CodePudding user response:
No,
you need to extend the Inner class in the Child class like this:
public class Child extends Parent{
protected class Inner extends Parent.Inner{
That way your myMethod(Inner inner) will recognize the Child classes as children of the Parent.Inner class. Otherwise the Child class's Inner will not be of the type Parent.Inner (and will not be recognized as a subclass of that class (or could be used in the same method)).
CodePudding user response:
In your provided code, the two classes named Inner
are utterly, completely unrelated. You just.. have two classes that so happen to have the same name. It's like java.awt.List
and java.util.List
: Yes, same name, but this means nothing at all as far as equivalence (they are as different as guns and grandmas) and access rules (the access rules are what they are; that they share a name has no bearing on it).
To name them 'properly', you can write Child.Inner
and Parent.Inner
which differentiates them. Just writing Inner
will be interpreted by javac as one or the other depending on imports and context (inside the braces that go with Child extends Parent {}
, it is interpreted as Child.Inner
due to that being a same-file sibling, unless you have an explicit import; most other places it'll either not compile or be interpreted as Parent.Inner
). Given that these are somewhat esoteric rules, best bet is to just not write just Inner
in such a case, and always be explicit. "But shorter code" is a good rule of thumb but rules of thumb are called that because they aren't always right. Otherwise they'd just be called "The rule", no need to involve thumbs.
But, before doing that, why are you have 2 unrelated classes with the same name in the same project in the first place? That's confusing even if everybody writes out a full name to try to avoid confusion.
What is your actual intent here?
I want Child.Inner
to be a subclass of Parent.Inner
, mirroring Child
and Parent
's relationship
Then write that:
public class Child extends Parent {
public class Inner extends Parent.Inner {}
}
I'd still strongly consider picking different names here. Perhaps public class ChildInner
- obviously Inner
is just a placeholder name here and not what's really in your project, so I can't give much advice on what name to pick. Just that 'same name' is a bad idea.
Your Child.Inner
has a hidden-named instance of Child
available to it, which is a more specific kind of Parent
, and it is itself a more specific kind of Parent.Inner
, meaning every method in any of the 4 classes is available to it. If Parent
or Child
has a method named x()
and Parent.Inner
or Child.Inner
also has a method named x()
, you can differentiate using this syntax:
Child.this.x();
But, again, why would you confuse things like this by using the same name so many times?

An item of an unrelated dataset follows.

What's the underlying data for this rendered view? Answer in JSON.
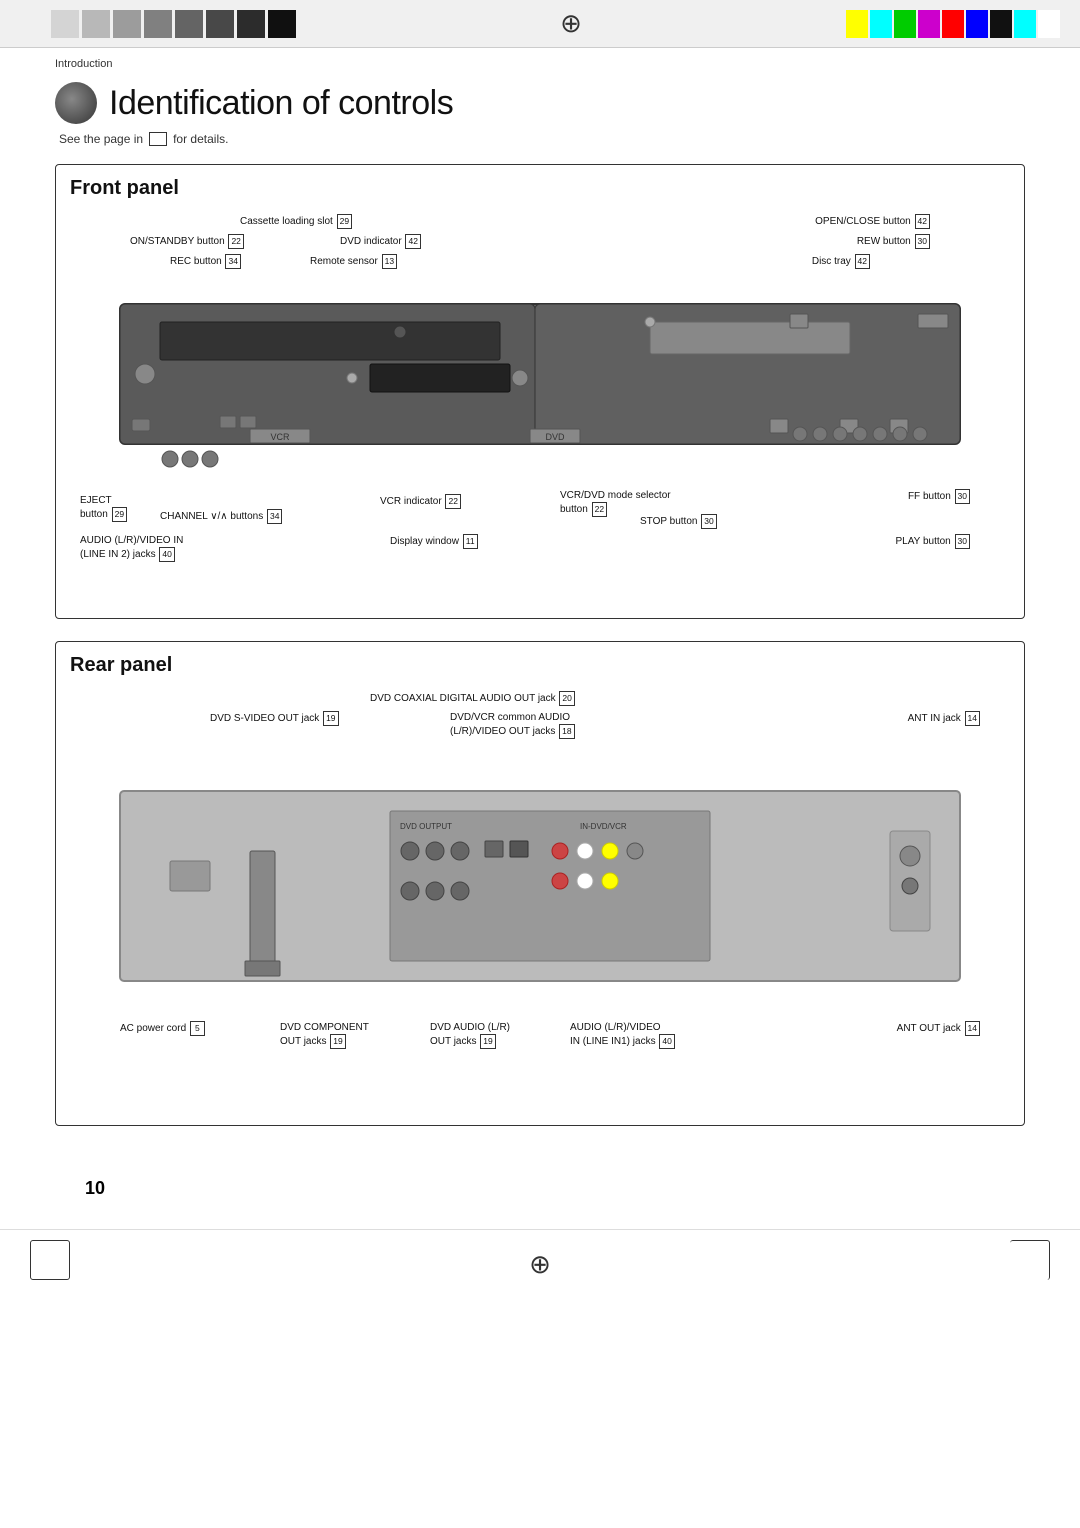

I just want the code in Child
to be able to access methods and fields from Parent.Inner
.
Then do not make a second class, your intent is clearly not to have 2 inner classes in the first place. Every instance of Child
is a more specific kind of Parent
, so you can make new instances of Parent.Inner
whose 'enclosing instance' is in fact an instance of Child
, no problem.
In Child.java
:
Inner inner = new Inner();
And outside of that:
Parent.Inner inner = someInstanceOfChild.new Parent.Inner();
Naturally, as the code in Parent's Inner has no idea if the instance of the enclosing class is an instance specifically made with new Parent()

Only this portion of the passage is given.